I confess: it’s not easy to re-root. I am just now returning to Thoreau after a year’s distraction with things Kierkegaardian. This last year has been endless celebrations of the 200th anniversary of Kierkegaard’s birth, which left little time for Thoreau. But this fall I’m teaching a seminar on him at Tel AViv University, and have the time to dive back into the texts, and catch up. I’m hunkering down.
Just came across a collection of essays, Thoreauvian Modernities, half of which come from European scholars. I’m a New Englander by birth, growing up just miles from Concord (in Dedham) and I’m afraid through high school and college I had a provincial and condescending attitude — Thoreau was a ‘local’, and those tourists who visited Walden Pond were, well, . . . just tourists!
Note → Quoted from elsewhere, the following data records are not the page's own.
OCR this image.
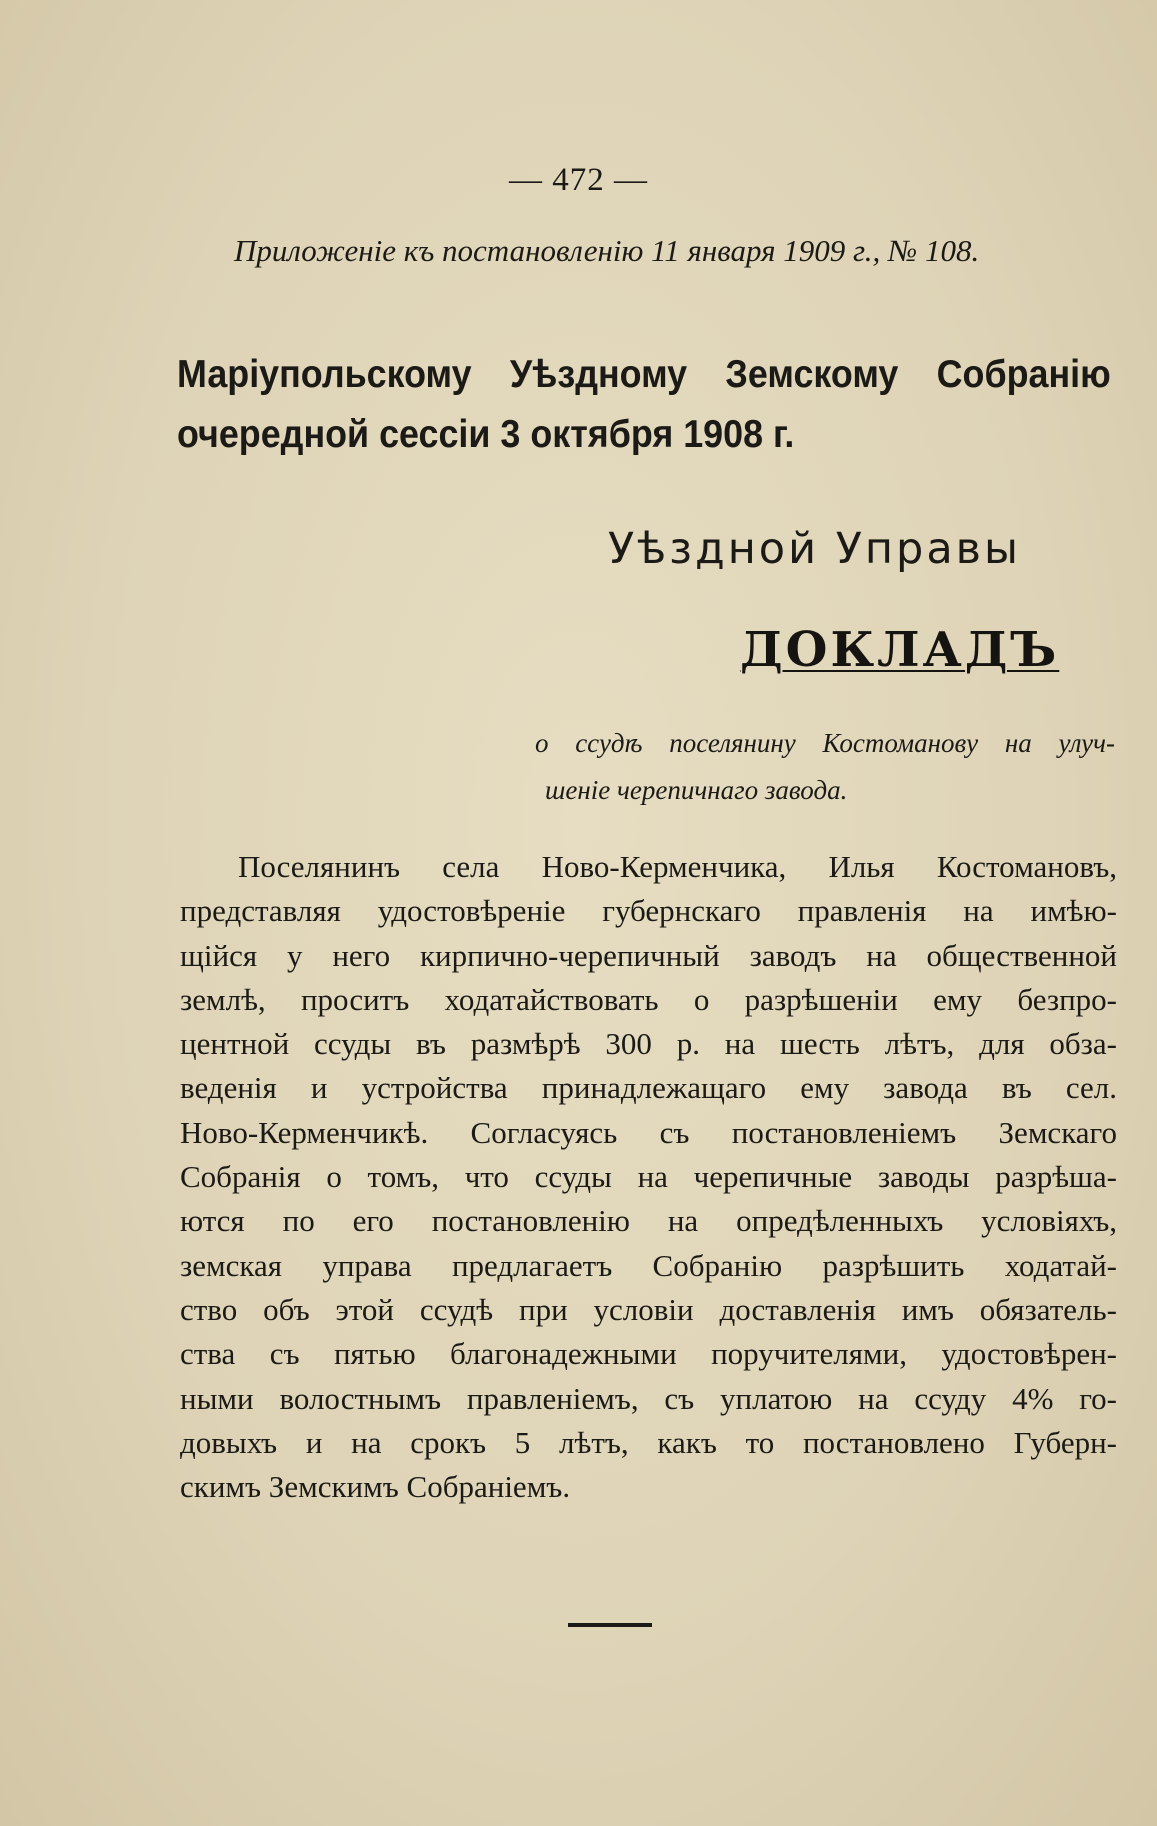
— 472 —
Приложеніе къ постановленію 11 января 1909 г., № 108.
Маріупольскому Уѣздному Земскому Собранію
очередной сессіи 3 октября 1908 г.
Уѣздной Управы
ДОКЛАДЪ
о ссудѣ поселянину Костоманову на улуч-
шеніе черепичнаго завода.
Поселянинъ села Ново-Керменчика, Илья Костомановъ,
представляя удостовѣреніе губернскаго правленія на имѣю-
щійся у него кирпично-черепичный заводъ на общественной
землѣ, проситъ ходатайствовать о разрѣшеніи ему безпро-
центной ссуды въ размѣрѣ 300 р. на шесть лѣтъ, для обза-
веденія и устройства принадлежащаго ему завода въ сел.
Ново-Керменчикѣ. Согласуясь съ постановленіемъ Земскаго
Собранія о томъ, что ссуды на черепичные заводы разрѣша-
ются по его постановленію на опредѣленныхъ условіяхъ,
земская управа предлагаетъ Собранію разрѣшить ходатай-
ство объ этой ссудѣ при условіи доставленія имъ обязатель-
ства съ пятью благонадежными поручителями, удостовѣрен-
ными волостнымъ правленіемъ, съ уплатою на ссуду 4% го-
довыхъ и на срокъ 5 лѣтъ, какъ то постановлено Губерн-
скимъ Земскимъ Собраніемъ.
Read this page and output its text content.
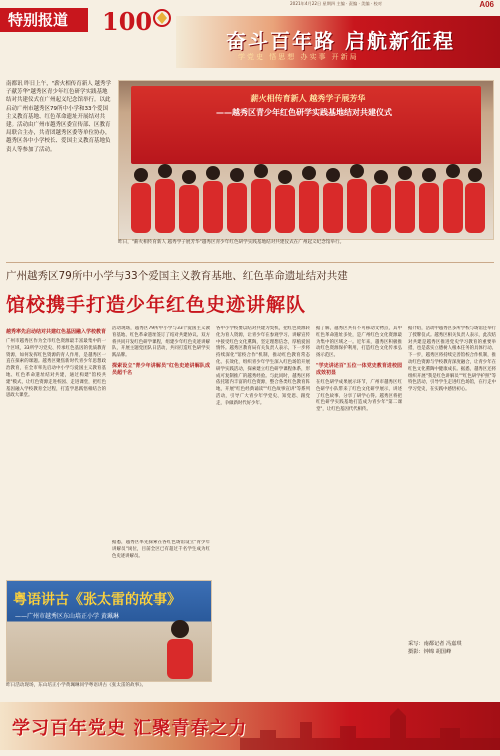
2021年4月22日 星期四 主编 · 责编 · 美编 · 校对	A06
特别报道	100
奋斗百年路 启航新征程
学党史 悟思想 办实事 开新局
南都讯 昨日上午，"薪火相传育新人 越秀学子献芳华"越秀区青少年红色研学实践基地结对共建仪式在广州起义纪念馆举行。以此启动广州市越秀区79所中小学和33个爱国主义教育基地、红色革命遗址开展结对共建。活动由广州市越秀区委宣传部、区教育局联合主办，共青团越秀区委等单位协办，越秀区各中小学校长、爱国主义教育基地负责人等参加了活动。
薪火相传育新人 越秀学子展芳华
——越秀区青少年红色研学实践基地结对共建仪式
昨日，"薪火相传育新人 越秀学子展芳华"越秀区青少年红色研学实践基地结对共建仪式在广州起义纪念馆举行。
广州越秀区79所中小学与33个爱国主义教育基地、红色革命遗址结对共建
馆校携手打造少年红色史迹讲解队
越秀率先启动结对共建红色基因融入学校教育
广州市越秀区作为全市红色资源最丰富最集中的一个区域，33所学习党史、传承红色基因的优质教育资源，如何发挥红色资源的育人作用，是越秀区一直在探索的课题。越秀区聚焦新时代青少年思想政治教育，在全市率先启动中小学与爱国主义教育基地、红色革命遗址结对共建，通过构建"馆校共建"模式，让红色资源走进校园、走进课堂，把红色基因融入学校教育全过程，打造学思践悟相结合的思政大课堂。
活动现场，越秀区79所中小学与33个爱国主义教育基地、红色革命遗址签订了结对共建协议。双方将共同开发红色研学课程，组建少年红色史迹讲解队，开展主题党团队日活动，共同打造红色研学实践品牌。
探索设立"青少年讲解员"红色史迹讲解队成员超千名
据悉，越秀区率先探索在各红色场馆设立"青少年讲解员"岗位，目前全区已有超过千名学生成为红色史迹讲解员。
各中小学校要以结对共建为契机，把红色资源转化为育人资源，让青少年在参观学习、讲解宣传中接受红色文化熏陶，坚定理想信念，厚植爱国情怀。越秀区教育局有关负责人表示，下一步将持续深化"馆校合作"机制，推动红色教育常态化、长效化，组织青少年学生深入红色场馆开展研学实践活动，探索建立红色研学课程体系，形成可复制推广的越秀经验。与此同时，越秀区将依托辖内丰富的红色资源，整合各类红色教育阵地，开展"红色经典诵读""红色故事宣讲"等系列活动，引导广大青少年学党史、知党恩、跟党走，争做新时代好少年。
据了解，越秀区共有不可移动文物点，其中红色革命遗址多处，是广州红色文化资源最为集中的区域之一。近年来，越秀区积极推动红色资源保护利用，打造红色文化传承弘扬示范区。
"学史讲述百"五位一体党史教育进校园成效初显
在红色研学成果展示环节，广州市越秀区红色研学小队带来了红色文化研学展示，讲述了红色故事、分享了研学心得。越秀区将把红色研学实践基地打造成为青少年"第二课堂"，让红色基因代代相传。
据介绍，活动中越秀区多所学校与场馆还举行了授牌仪式。越秀区相关负责人表示，此次结对共建是越秀区推进党史学习教育的重要举措，也是落实立德树人根本任务的具体行动。下一步，越秀区将持续完善馆校合作机制，推动红色资源与学校教育深度融合，让青少年在红色文化熏陶中健康成长。据悉，越秀区还将组织开展"我是红色讲解员""红色研学护照"等特色活动，引导学生走进红色场馆，在行走中学习党史，在实践中感悟初心。
采写：南都记者 冯嘉琪
摄影：钟锦 胡国峰
粤语讲古《张太雷的故事》
——广州市越秀区东山培正小学 黄珮琳
昨日活动现场，东山培正小学黄珮琳同学粤语讲古《张太雷的故事》。
学习百年党史 汇聚青春之力
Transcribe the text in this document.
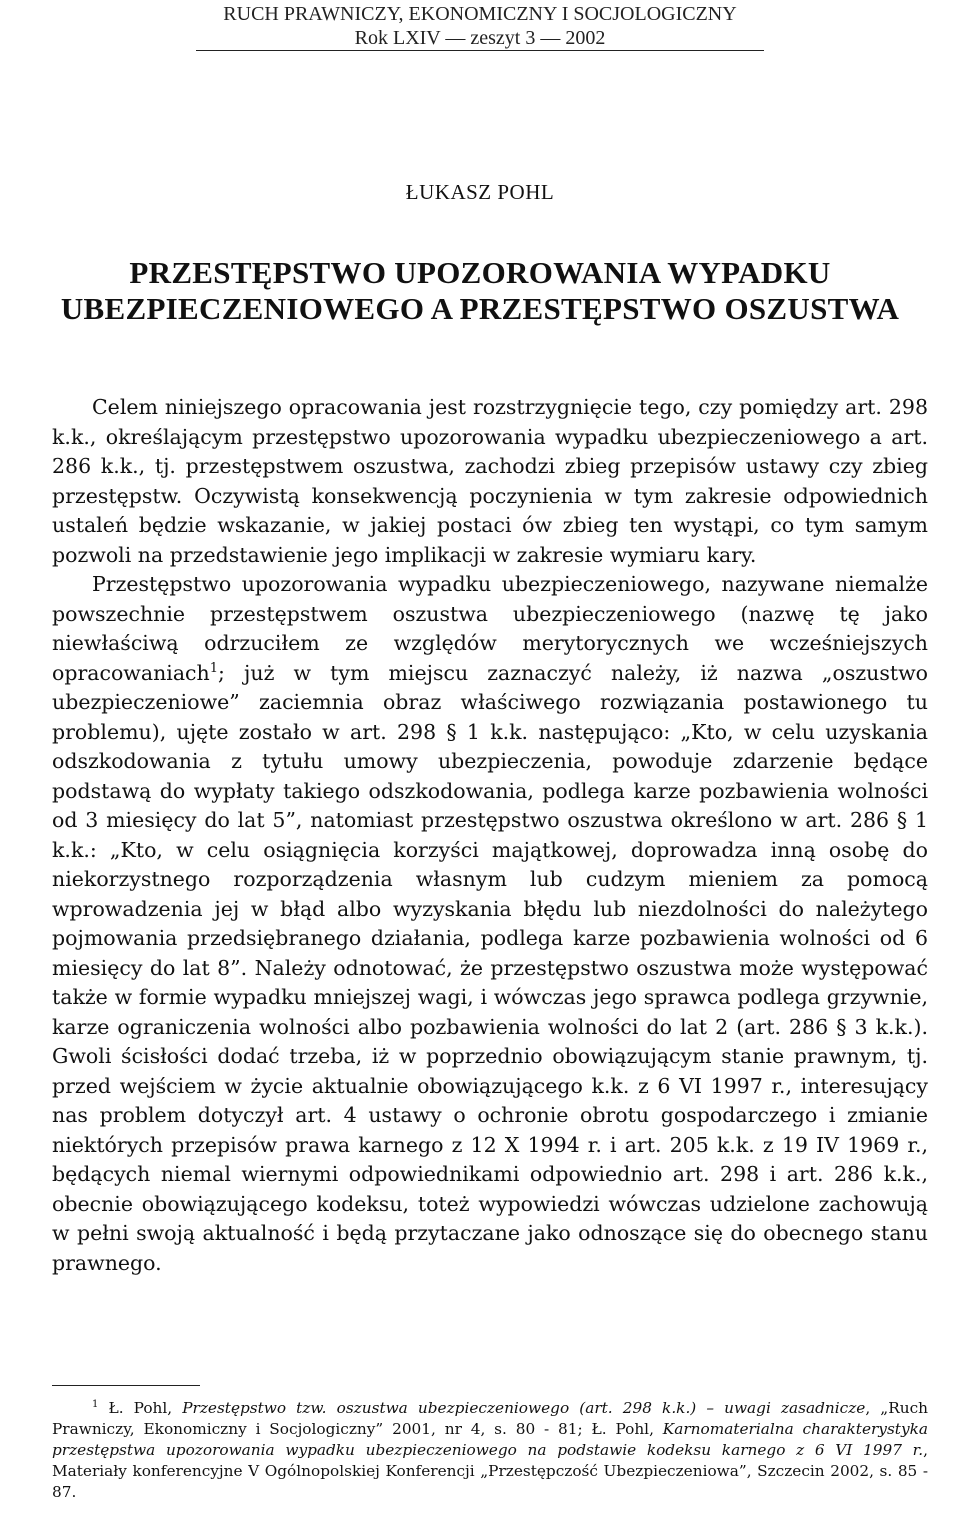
RUCH PRAWNICZY, EKONOMICZNY I SOCJOLOGICZNY
Rok LXIV — zeszyt 3 — 2002
ŁUKASZ POHL
PRZESTĘPSTWO UPOZOROWANIA WYPADKU
UBEZPIECZENIOWEGO A PRZESTĘPSTWO OSZUSTWA

Celem niniejszego opracowania jest rozstrzygnięcie tego, czy pomiędzy art. 298 k.k., określającym przestępstwo upozorowania wypadku ubezpieczeniowego a art. 286 k.k., tj. przestępstwem oszustwa, zachodzi zbieg przepisów ustawy czy zbieg przestępstw. Oczywistą konsekwencją poczynienia w tym zakresie odpowiednich ustaleń będzie wskazanie, w jakiej postaci ów zbieg ten wystąpi, co tym samym pozwoli na przedstawienie jego implikacji w zakresie wymiaru kary.

Przestępstwo upozorowania wypadku ubezpieczeniowego, nazywane niemalże powszechnie przestępstwem oszustwa ubezpieczeniowego (nazwę tę jako niewłaściwą odrzuciłem ze względów merytorycznych we wcześniejszych opracowaniach$^1$; już w tym miejscu zaznaczyć należy, iż nazwa „oszustwo ubezpieczeniowe” zaciemnia obraz właściwego rozwiązania postawionego tu problemu), ujęte zostało w art. 298 § 1 k.k. następująco: „Kto, w celu uzyskania odszkodowania z tytułu umowy ubezpieczenia, powoduje zdarzenie będące podstawą do wypłaty takiego odszkodowania, podlega karze pozbawienia wolności od 3 miesięcy do lat 5”, natomiast przestępstwo oszustwa określono w art. 286 § 1 k.k.: „Kto, w celu osiągnięcia korzyści majątkowej, doprowadza inną osobę do niekorzystnego rozporządzenia własnym lub cudzym mieniem za pomocą wprowadzenia jej w błąd albo wyzyskania błędu lub niezdolności do należytego pojmowania przedsiębranego działania, podlega karze pozbawienia wolności od 6 miesięcy do lat 8”. Należy odnotować, że przestępstwo oszustwa może występować także w formie wypadku mniejszej wagi, i wówczas jego sprawca podlega grzywnie, karze ograniczenia wolności albo pozbawienia wolności do lat 2 (art. 286 § 3 k.k.). Gwoli ścisłości dodać trzeba, iż w poprzednio obowiązującym stanie prawnym, tj. przed wejściem w życie aktualnie obowiązującego k.k. z 6 VI 1997 r., interesujący nas problem dotyczył art. 4 ustawy o ochronie obrotu gospodarczego i zmianie niektórych przepisów prawa karnego z 12 X 1994 r. i art. 205 k.k. z 19 IV 1969 r., będących niemal wiernymi odpowiednikami odpowiednio art. 298 i art. 286 k.k., obecnie obowiązującego kodeksu, toteż wypowiedzi wówczas udzielone zachowują w pełni swoją aktualność i będą przytaczane jako odnoszące się do obecnego stanu prawnego.

$^1$ Ł. Pohl, Przestępstwo tzw. oszustwa ubezpieczeniowego (art. 298 k.k.) – uwagi zasadnicze, „Ruch Prawniczy, Ekonomiczny i Socjologiczny” 2001, nr 4, s. 80 - 81; Ł. Pohl, Karnomaterialna charakterystyka przestępstwa upozorowania wypadku ubezpieczeniowego na podstawie kodeksu karnego z 6 VI 1997 r., Materiały konferencyjne V Ogólnopolskiej Konferencji „Przestępczość Ubezpieczeniowa”, Szczecin 2002, s. 85 - 87.
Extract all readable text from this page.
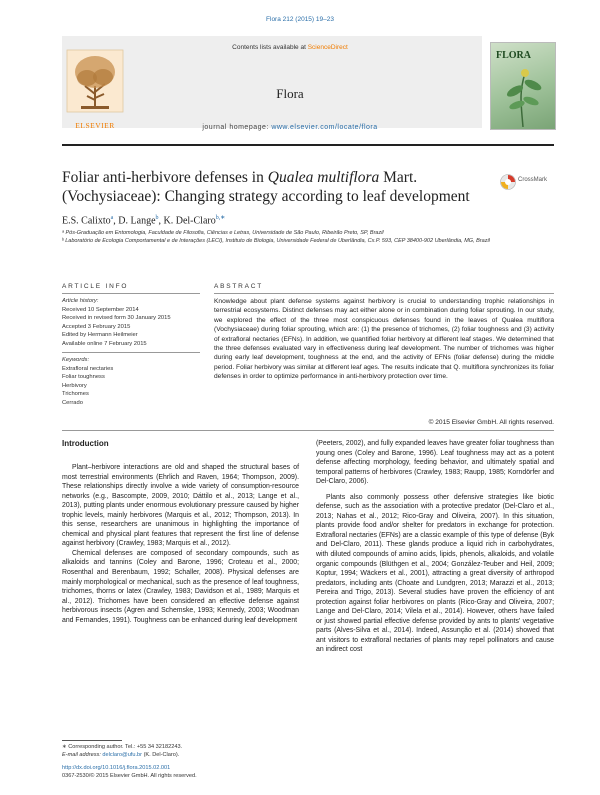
Flora 212 (2015) 19–23
ELSEVIER
Contents lists available at ScienceDirect
Flora
journal homepage: www.elsevier.com/locate/flora
FLORA
Foliar anti-herbivore defenses in Qualea multiflora Mart. (Vochysiaceae): Changing strategy according to leaf development
CrossMark
E.S. Calixto$^a$, D. Lange$^b$, K. Del-Claro$^{b,∗}$
ᵃ Pós-Graduação em Entomologia, Faculdade de Filosofia, Ciências e Letras, Universidade de São Paulo, Ribeirão Preto, SP, Brazil
ᵇ Laboratório de Ecologia Comportamental e de Interações (LECI), Instituto de Biologia, Universidade Federal de Uberlândia, Cx.P. 593, CEP 38400-902 Uberlândia, MG, Brazil
ARTICLE INFO	ABSTRACT
Article history:
Received 10 September 2014
Received in revised form 30 January 2015
Accepted 3 February 2015
Edited by Hermann Heilmeier
Available online 7 February 2015
Keywords:
Extrafloral nectaries
Foliar toughness
Herbivory
Trichomes
Cerrado
Knowledge about plant defense systems against herbivory is crucial to understanding trophic relationships in terrestrial ecosystems. Distinct defenses may act either alone or in combination during foliar sprouting. In our study, we explored the effect of the three most conspicuous defenses found in the leaves of Qualea multiflora (Vochysiaceae) during foliar sprouting, which are: (1) the presence of trichomes, (2) foliar toughness and (3) activity of extrafloral nectaries (EFNs). In addition, we quantified foliar herbivory at different leaf stages. We determined that the three defenses evaluated vary in effectiveness during leaf development. The number of trichomes was higher during early leaf development, toughness at the end, and the activity of EFNs (foliar defense) during the middle period. Foliar herbivory was similar at different leaf ages. The results indicate that Q. multiflora synchronizes its foliar defenses in order to optimize performance in anti-herbivory protection over time.
© 2015 Elsevier GmbH. All rights reserved.
Introduction

Plant–herbivore interactions are old and shaped the structural bases of most terrestrial environments (Ehrlich and Raven, 1964; Thompson, 2009). These relationships directly involve a wide variety of consumption-resource networks (e.g., Bascompte, 2009, 2010; Dáttilo et al., 2013; Lange et al., 2013), putting plants under enormous evolutionary pressure caused by higher trophic levels, mainly herbivores (Marquis et al., 2012; Thompson, 2013). In this sense, researchers are unanimous in highlighting the importance of chemical and physical plant features that represent the first line of defense against herbivory (Crawley, 1983; Marquis et al., 2012).

Chemical defenses are composed of secondary compounds, such as alkaloids and tannins (Coley and Barone, 1996; Croteau et al., 2000; Rosenthal and Berenbaum, 1992; Schaller, 2008). Physical defenses are mainly morphological or mechanical, such as the presence of leaf toughness, trichomes, thorns or latex (Crawley, 1983; Davidson et al., 1989; Marquis et al., 2012). Trichomes have been considered an effective defense against herbivorous insects (Agren and Schemske, 1993; Kennedy, 2003; Woodman and Fernandes, 1991). Toughness can be enhanced during leaf development

(Peeters, 2002), and fully expanded leaves have greater foliar toughness than young ones (Coley and Barone, 1996). Leaf toughness may act as a potent defense affecting morphology, feeding behavior, and ultimately spatial and temporal patterns of herbivores (Crawley, 1983; Raupp, 1985; Korndörfer and Del-Claro, 2006).

Plants also commonly possess other defensive strategies like biotic defense, such as the association with a protective predator (Del-Claro et al., 2013; Nahas et al., 2012; Rico-Gray and Oliveira, 2007). In this situation, plants provide food and/or shelter for predators in exchange for protection. Extrafloral nectaries (EFNs) are a classic example of this type of defense (Byk and Del-Claro, 2011). These glands produce a liquid rich in carbohydrates, with diluted compounds of amino acids, lipids, phenols, alkaloids, and volatile organic compounds (Blüthgen et al., 2004; González-Teuber and Heil, 2009; Koptur, 1994; Wäckers et al., 2001), attracting a great diversity of arthropod predators, including ants (Choate and Lundgren, 2013; Marazzi et al., 2013; Pereira and Trigo, 2013). Several studies have proven the efficiency of ant protection against foliar herbivores on plants (Rico-Gray and Oliveira, 2007; Lange and Del-Claro, 2014; Vilela et al., 2014). However, others have failed or just showed partial effective defense provided by ants to plants' vegetative parts (Alves-Silva et al., 2014). Indeed, Assunção et al. (2014) showed that ant visitors to extrafloral nectaries of plants may repel pollinators and cause an indirect cost

∗ Corresponding author. Tel.: +55 34 32182243.
E-mail address: delclaro@ufu.br (K. Del-Claro).
http://dx.doi.org/10.1016/j.flora.2015.02.001
0367-2530/© 2015 Elsevier GmbH. All rights reserved.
The Thoreau striding toward his cabin at the tourist spot somehow superseded the writer. Recently I’ve snapped awake learning that Virginia Woolf reviewed Walden favorably, and that Pierre Hadot has praise for Thoreau’s philosophy as a way of life. Some of that probably rubbed off on Foucault — not that American thinkers need confirmation by Europeans.
I didn’t read Thoreau closely (with the care I’d devote to a complex passage from Kierkegaard or Kant) until a few years ago, when suddenly his literary-philosophical-religious-political genius shone through. And of course, once that happened, I could easily imagine readers in France or Germany being mesmerized too — the way we accept classical (and good non-classical) music ‘immediately,’ quickly forgetting (or never knowing) its point of origin.